When the General was on level ground, Dimitri caught his first glimpse of the battleground before and below him. The cornfields on the southern bank of the Luchanino were trampled under the feet of many thousand running soldiers. They ran in a wide column; their sappers had cleared a big channel for them through the mines. German fusiliers ran to the riverbank to secure it for their pioneers to bring up bridging equipment. Across the river from the attackers, on the north bank, the village of Luchanino was lost under a pall of Soviet gunsmoke, a thousand steel throats screamed at the Germans to go back! Behind the men rushing to the fattened stream, Dimitri saw tanks rolling forward. At this distance the enemy were little more than dots against the ripped-up earth of the steppe. But the rounds falling on all sides of the General shook the ground with awesome force, and this from miles away!

Valentin shouted, ‘Driver, right!’

Dimitri jammed the tank into first gear. Valentin headed him west across the ledge of high ground looking down on the river villages. Valentin opened his hatch to stand in the shattering morning. Dimitri leaned forward and propped up his own hatch, widening his view. His jaw hung at what he saw.

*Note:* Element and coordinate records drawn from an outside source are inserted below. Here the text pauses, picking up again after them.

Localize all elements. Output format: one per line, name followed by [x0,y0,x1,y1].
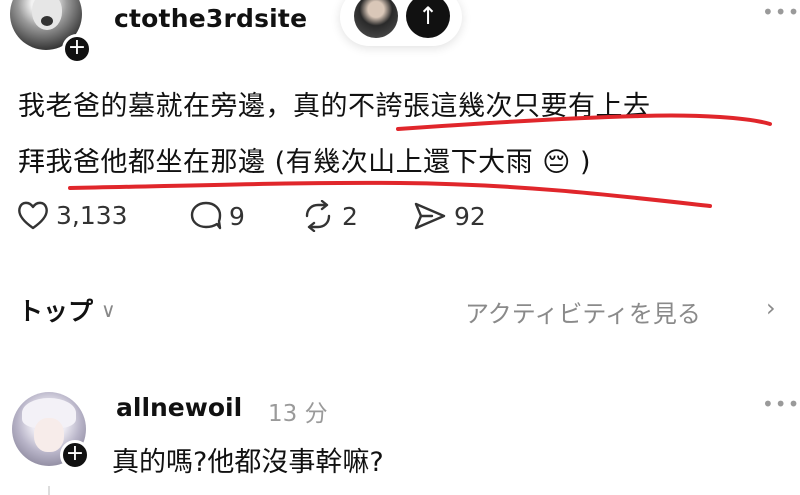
follow-plus-icon[interactable]: + [62,34,92,64]
post-text-line2-end: ) [579,147,592,178]
red-underline-2 [68,180,712,208]
reply-timestamp: 13 分 [268,401,328,427]
view-activity-link[interactable]: アクティビティを見る [465,294,701,329]
avatar-mouth [41,16,53,26]
reply-text: 真的嗎?他都沒事幹嘛? [112,447,384,478]
sort-top-label: トップ [18,297,94,326]
send-icon [414,202,446,230]
sort-top-dropdown[interactable]: トップ ∨ [18,292,116,328]
post-author-username[interactable]: ctothe3rdsite [114,4,307,33]
like-count: 3,133 [56,200,128,230]
chevron-down-icon: ∨ [101,298,116,322]
comment-count: 9 [229,201,245,231]
repost-button[interactable]: 2 [300,200,358,232]
repost-count: 2 [342,201,358,231]
share-count: 92 [454,201,486,231]
comment-bubble-icon [190,201,222,230]
arrow-up-icon[interactable]: ↑ [406,0,450,38]
post-text-line2: 拜我爸他都坐在那邊 (有幾次山上還下大雨 😔 ) [18,140,591,179]
reply-author-username[interactable]: allnewoil [116,393,242,422]
more-options-icon[interactable]: ••• [762,392,800,416]
heart-icon [18,201,48,230]
share-button[interactable]: 92 [412,200,486,232]
thread-line [48,486,50,495]
chevron-right-icon[interactable]: › [766,294,776,322]
comment-button[interactable]: 9 [189,200,245,232]
pensive-face-emoji: 😔 [542,147,571,178]
more-options-icon[interactable]: ••• [762,0,800,24]
new-posts-pill[interactable]: ↑ [340,0,462,46]
post-text-line2-body: 拜我爸他都坐在那邊 (有幾次山上還下大雨 [18,147,534,178]
avatar-face [34,418,64,452]
repost-icon [305,200,331,232]
post-text-line1: 我老爸的墓就在旁邊，真的不誇張這幾次只要有上去 [18,91,651,122]
follow-plus-icon[interactable]: + [60,440,90,470]
like-button[interactable]: 3,133 [16,200,128,230]
pill-avatar [354,0,398,38]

Five of his brigade’s tanks were in ruins, smoking charnel even in their protective ditches. The German cannons had reached out and blown them to pieces. Two of the tanks were in flames, shafts of greasy fumes throbbed into the heating day. The others were just dead, crumpled like paper boxes into themselves, a gaping hole in each askew turret knocked from their fittings. This was why Valya had pulled the General out of its redoubt, to get back the tank’s best defense, to become a moving target.

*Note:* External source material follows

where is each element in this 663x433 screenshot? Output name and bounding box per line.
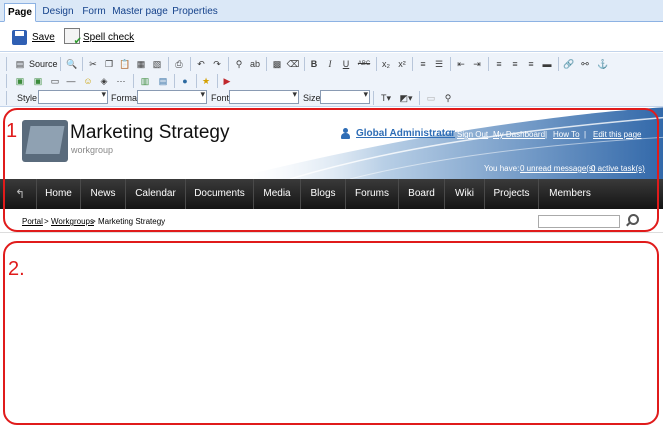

Dimitri charged ahead along the ridgeline. The other four tanks in their squad plus a half-dozen others had dislodged themselves from their dirt casings and were doing the same, back and forth like giant picnic ants around a stomping foot. What now? The T-34’s 75 mm gun couldn’t even dent the German tanks across the river, the General’s main gun barrel wasn’t long enough to generate the shell speed needed to penetrate their heavy tanks, not from two miles, not even from one mile! But even from this distance those big, unseen Tigers and Panthers had the power to sit back and knock a T-34 out. The morning was a shooting gallery for them, and all Valentin and the others could do was hunker and fire spitballs or dash around in a dither. This is our first meeting with Hitler’s new tanks, Dimitri thought, and judging from the results, the little Austrian bastard was right to wait for them!